Pas d’eurozone viable sans eurodividende

 

La crise de l’euro, entend-on aujourd’hui, était parfaitement prévisible. Et certains, c’est indiscutable, l’avaient prédite, en particulier plusieurs économistes américains. Martin Feldstein, par exemple, l’économiste de Harvard qui a failli succéder à Alan Greenspan à la tête de la banque centrale américaine. Comme il se fait une fête de le rappeler aujourd’hui, il expliquait dès les années 1990 à qui voulait l’entendre que la création de l’euro, pour astucieuse qu’elle soit sur plan politique, était, sur le plan économique, une aberration.

Il est rarement mauvais de prêter l’oreille aux conseils de ceux dont les prévisions se sont réalisées. Mais s’il est si aberrant à leurs yeux que les Etats membres de l’Union européenne se dotent d’une monnaie commune, pourquoi ne l’est-ce pas tout autant pour les cinquante Etats des Etats-Unis ? Leur intégration dans la zone dollar ne les empêche-t-elle pas aussi de recourir à la dévaluation pour faire face efficacement à une baisse de leur compétitivité et au déséquilibre commercial qui y est associé ? Ne les empêche-t-elle pas tout autant d’adopter la politique monétaire la plus appropriée à la conjoncture locale en termes de chômage et d’inflation?

A cette question, Feldstein et ses collègues ont une réponse qui peut se résumer en deux propositions : des Etats ont d’autant plus intérêt à adopter une monnaie commune — et d’éviter ainsi les coûts et incertitudes liés à la pluralité de leurs monnaies — que l’ensemble qu’ils forment présente quatre caractéristiques : homogénéité, flexibilité, mobilité et solidarité. Ces caractéristiques sont globalement bien moins présentes dans l’eurozone qu’aux Etats-Unis et le resteront.

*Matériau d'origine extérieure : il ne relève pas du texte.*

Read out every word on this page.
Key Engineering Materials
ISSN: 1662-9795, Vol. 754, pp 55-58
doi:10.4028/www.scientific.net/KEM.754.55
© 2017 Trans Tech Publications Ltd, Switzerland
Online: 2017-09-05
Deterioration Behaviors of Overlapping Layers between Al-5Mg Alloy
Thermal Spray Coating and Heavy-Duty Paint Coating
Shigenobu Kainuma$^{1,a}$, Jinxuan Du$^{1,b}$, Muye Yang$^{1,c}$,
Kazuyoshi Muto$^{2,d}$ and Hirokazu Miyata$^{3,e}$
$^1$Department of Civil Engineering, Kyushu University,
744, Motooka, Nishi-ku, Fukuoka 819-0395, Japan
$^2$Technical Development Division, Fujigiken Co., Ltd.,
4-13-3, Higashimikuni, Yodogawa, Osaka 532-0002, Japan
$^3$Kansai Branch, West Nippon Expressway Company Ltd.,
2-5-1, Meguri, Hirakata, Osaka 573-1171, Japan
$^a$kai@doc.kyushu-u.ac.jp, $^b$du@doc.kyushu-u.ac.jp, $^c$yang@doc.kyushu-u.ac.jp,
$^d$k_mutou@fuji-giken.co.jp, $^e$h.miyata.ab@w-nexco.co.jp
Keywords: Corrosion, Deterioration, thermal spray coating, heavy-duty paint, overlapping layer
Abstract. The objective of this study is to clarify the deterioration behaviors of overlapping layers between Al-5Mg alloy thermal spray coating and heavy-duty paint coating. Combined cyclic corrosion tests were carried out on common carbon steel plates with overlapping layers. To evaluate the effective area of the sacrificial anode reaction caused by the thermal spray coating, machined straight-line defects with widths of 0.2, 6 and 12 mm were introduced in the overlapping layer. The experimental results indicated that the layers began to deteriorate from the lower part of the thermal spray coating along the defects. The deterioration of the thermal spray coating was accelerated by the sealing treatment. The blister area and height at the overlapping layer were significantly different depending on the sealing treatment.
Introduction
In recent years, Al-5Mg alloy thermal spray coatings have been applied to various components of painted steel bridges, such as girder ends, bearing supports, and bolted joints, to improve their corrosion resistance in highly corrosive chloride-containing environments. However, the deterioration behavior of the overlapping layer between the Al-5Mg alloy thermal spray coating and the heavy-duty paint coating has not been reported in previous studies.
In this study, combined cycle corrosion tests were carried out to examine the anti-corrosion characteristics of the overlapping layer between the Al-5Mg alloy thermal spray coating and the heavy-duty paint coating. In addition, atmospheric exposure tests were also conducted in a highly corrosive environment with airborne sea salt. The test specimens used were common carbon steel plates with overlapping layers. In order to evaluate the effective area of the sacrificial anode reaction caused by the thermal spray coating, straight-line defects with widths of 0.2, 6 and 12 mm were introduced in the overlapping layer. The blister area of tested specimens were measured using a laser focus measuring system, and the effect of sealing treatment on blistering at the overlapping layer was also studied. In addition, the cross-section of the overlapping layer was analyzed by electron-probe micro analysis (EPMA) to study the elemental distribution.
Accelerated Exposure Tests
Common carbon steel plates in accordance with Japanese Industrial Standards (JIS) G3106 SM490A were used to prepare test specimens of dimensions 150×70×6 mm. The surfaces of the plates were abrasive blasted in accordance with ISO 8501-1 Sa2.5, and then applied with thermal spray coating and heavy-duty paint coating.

Homogénéité d’abord. Si les économies des Etats concernés étaient des répliques l’une de l’autre, avec des secteurs industriels également représentés et une productivité évoluant en parallèle, l’adoption d’une monnaie commune n’aurait que des avantages. Mais en Europe comme aux Etats-Unis, on en est loin : l’intégration dans un marché unique tend au contraire à encourager la
spécialisation industrielle de chaque état et donc la vulnérabilité à des chocs asymétriques que l’unicité de la monnaie rend plus difficiles à absorber.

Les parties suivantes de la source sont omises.